FERMUARINI KAPAT, BEYNİN GÖRÜNÜYOR

KITIJ Cemil Biçer

Biz böyle miydik yoksa sonradan mı sapıklaştık? Muhtemelen hep böyleydik; kitle iletişim araçlarının yaygın olmaması, feodal baskılar, hepsinden önemlisi erkek egemen toplum yapısı ve daha birçok nedenden ötürü yaşanan bu çürümüşlüğü bilmiyorduk belki de bilip de bilmezden geliyorduk.

Önyargısız, nesnel bir araştırma yapılsa Anadolu’da yaşanmış ve yaşanmakta olan çok daha çirkin, çok daha iğrenç cinsel sapkınlıkların olduğunu görmek mümkün olacaktır. Belki de bu korkunç gerçekle yüzleşemeyeceklerini anlayan muktedirler, böyle bir araştırmaya izin vermiyorlar.
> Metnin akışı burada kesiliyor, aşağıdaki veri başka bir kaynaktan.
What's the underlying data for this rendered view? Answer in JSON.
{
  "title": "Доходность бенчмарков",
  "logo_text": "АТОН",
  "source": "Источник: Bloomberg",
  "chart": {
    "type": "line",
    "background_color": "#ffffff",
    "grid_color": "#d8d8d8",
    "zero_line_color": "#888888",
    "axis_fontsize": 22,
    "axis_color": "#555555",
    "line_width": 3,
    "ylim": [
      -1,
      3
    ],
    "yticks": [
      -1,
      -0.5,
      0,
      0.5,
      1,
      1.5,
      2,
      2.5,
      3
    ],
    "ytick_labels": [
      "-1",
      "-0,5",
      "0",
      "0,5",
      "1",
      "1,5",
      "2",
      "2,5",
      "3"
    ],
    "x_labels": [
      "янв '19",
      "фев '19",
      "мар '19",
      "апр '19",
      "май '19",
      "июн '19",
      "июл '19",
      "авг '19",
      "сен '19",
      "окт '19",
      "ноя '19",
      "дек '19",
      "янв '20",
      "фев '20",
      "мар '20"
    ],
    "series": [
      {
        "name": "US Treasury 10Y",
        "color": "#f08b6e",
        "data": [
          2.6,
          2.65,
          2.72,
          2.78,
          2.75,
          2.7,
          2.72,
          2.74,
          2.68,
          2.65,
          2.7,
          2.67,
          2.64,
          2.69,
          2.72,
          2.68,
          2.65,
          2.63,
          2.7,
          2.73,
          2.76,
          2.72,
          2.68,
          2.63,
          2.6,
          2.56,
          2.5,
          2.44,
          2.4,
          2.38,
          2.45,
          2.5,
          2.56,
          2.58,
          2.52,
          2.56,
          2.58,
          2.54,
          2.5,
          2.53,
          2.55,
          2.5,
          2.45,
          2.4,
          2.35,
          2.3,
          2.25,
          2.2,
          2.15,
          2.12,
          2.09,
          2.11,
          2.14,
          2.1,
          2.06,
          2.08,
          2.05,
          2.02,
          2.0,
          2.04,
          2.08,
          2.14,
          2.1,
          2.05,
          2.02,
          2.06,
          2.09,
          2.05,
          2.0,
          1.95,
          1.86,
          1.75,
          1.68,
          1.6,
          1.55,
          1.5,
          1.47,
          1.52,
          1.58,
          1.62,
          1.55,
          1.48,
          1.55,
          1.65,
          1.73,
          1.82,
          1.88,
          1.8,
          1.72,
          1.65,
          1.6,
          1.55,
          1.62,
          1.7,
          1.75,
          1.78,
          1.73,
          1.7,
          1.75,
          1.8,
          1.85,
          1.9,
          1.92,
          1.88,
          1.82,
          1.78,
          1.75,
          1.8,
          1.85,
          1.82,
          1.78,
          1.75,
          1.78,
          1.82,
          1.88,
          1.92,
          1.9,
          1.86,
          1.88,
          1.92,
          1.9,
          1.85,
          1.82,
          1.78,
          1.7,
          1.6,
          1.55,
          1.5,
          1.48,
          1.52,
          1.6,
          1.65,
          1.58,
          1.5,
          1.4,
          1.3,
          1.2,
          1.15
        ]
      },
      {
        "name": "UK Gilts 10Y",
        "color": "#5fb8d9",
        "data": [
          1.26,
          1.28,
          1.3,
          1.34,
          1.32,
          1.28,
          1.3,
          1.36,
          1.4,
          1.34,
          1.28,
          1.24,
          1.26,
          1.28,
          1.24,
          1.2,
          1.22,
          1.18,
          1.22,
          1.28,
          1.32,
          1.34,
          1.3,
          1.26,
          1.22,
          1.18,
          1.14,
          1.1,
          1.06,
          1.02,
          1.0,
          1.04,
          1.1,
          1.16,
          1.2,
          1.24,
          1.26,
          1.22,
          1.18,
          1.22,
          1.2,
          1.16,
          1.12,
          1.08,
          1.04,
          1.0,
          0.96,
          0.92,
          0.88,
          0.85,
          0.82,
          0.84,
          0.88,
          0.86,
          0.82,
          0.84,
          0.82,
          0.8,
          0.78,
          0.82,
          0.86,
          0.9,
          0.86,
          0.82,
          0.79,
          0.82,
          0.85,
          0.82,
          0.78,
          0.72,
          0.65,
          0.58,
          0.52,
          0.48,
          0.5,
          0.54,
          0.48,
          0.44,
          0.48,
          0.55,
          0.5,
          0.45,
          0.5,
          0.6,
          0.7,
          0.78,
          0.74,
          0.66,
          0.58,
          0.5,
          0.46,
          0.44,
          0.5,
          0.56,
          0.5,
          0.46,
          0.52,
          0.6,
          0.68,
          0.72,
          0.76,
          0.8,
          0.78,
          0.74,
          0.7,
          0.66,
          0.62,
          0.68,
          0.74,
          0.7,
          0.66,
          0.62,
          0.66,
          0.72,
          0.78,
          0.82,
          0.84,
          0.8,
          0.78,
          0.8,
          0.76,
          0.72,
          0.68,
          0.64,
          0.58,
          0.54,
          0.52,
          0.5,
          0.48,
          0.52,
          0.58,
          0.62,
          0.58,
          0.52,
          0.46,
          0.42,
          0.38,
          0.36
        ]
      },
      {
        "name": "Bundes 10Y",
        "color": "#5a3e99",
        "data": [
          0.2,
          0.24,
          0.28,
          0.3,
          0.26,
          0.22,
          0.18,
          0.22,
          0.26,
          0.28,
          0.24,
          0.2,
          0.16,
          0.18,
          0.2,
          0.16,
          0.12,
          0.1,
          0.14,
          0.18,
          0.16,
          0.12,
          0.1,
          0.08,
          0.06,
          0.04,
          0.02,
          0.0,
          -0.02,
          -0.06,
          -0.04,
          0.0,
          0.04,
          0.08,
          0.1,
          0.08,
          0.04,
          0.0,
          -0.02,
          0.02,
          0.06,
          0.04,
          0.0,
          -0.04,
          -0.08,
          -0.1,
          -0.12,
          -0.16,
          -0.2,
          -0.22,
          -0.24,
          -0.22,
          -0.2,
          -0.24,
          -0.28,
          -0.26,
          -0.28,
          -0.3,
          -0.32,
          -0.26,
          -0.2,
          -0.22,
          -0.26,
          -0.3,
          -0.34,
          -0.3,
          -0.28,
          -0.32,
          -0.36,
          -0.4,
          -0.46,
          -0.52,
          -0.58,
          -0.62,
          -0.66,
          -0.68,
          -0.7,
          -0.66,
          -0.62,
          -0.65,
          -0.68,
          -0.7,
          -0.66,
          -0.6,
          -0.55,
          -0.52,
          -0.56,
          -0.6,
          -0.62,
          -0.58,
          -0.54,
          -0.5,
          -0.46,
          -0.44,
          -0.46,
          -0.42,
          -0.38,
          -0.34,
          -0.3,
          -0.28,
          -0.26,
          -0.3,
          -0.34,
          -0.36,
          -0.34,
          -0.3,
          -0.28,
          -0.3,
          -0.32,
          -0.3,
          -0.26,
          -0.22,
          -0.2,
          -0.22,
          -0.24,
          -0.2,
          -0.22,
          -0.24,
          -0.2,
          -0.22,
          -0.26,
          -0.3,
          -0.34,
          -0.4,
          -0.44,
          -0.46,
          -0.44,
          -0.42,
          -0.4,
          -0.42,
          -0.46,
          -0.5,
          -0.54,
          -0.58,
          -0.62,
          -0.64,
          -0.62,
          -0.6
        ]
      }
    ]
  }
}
Sadece bizim insanlara özgü bir sapkınlık değil; dünyanın her yerinde, tarihin her döneminde olmuş ve olacak olan çirkinliklerdir bunlar.

“Genelde, günümüz insanını harekete geçiren dört temel etken vardır; bunlara dört temel içgüdü diyoruz. Çevremize baktığımızda insanların bu dört temel dürtü üzerine yaşamlarını kurduklarını görüyoruz. Bu temel dürtüler; beslenme, korunma, barınma ve üreme içgüdüleridir.

Üreme dürtüsü üzerine çok da söylenecek bir şey yok aslında. Sadece olduğunuz yerde başınızı kaldırın ve çevrenize bakın. Her yerde gizli ya da açık cinselliği göreceksiniz. Bu o kadar yaygın ki cinsellik artık çekirdek gibi her yerde bulunabiliyor.”

İnsan denen canlı, temel içgüdülerini tatmin etmek uğruna o kadar vahşileşir ki, doğada hiçbir canlı türünde görülmeyen boyuta ulaşır. Ne demiş filozoflardan biri:

“İnsanoğlu dünyanın başına gelmiş en büyük felakettir…”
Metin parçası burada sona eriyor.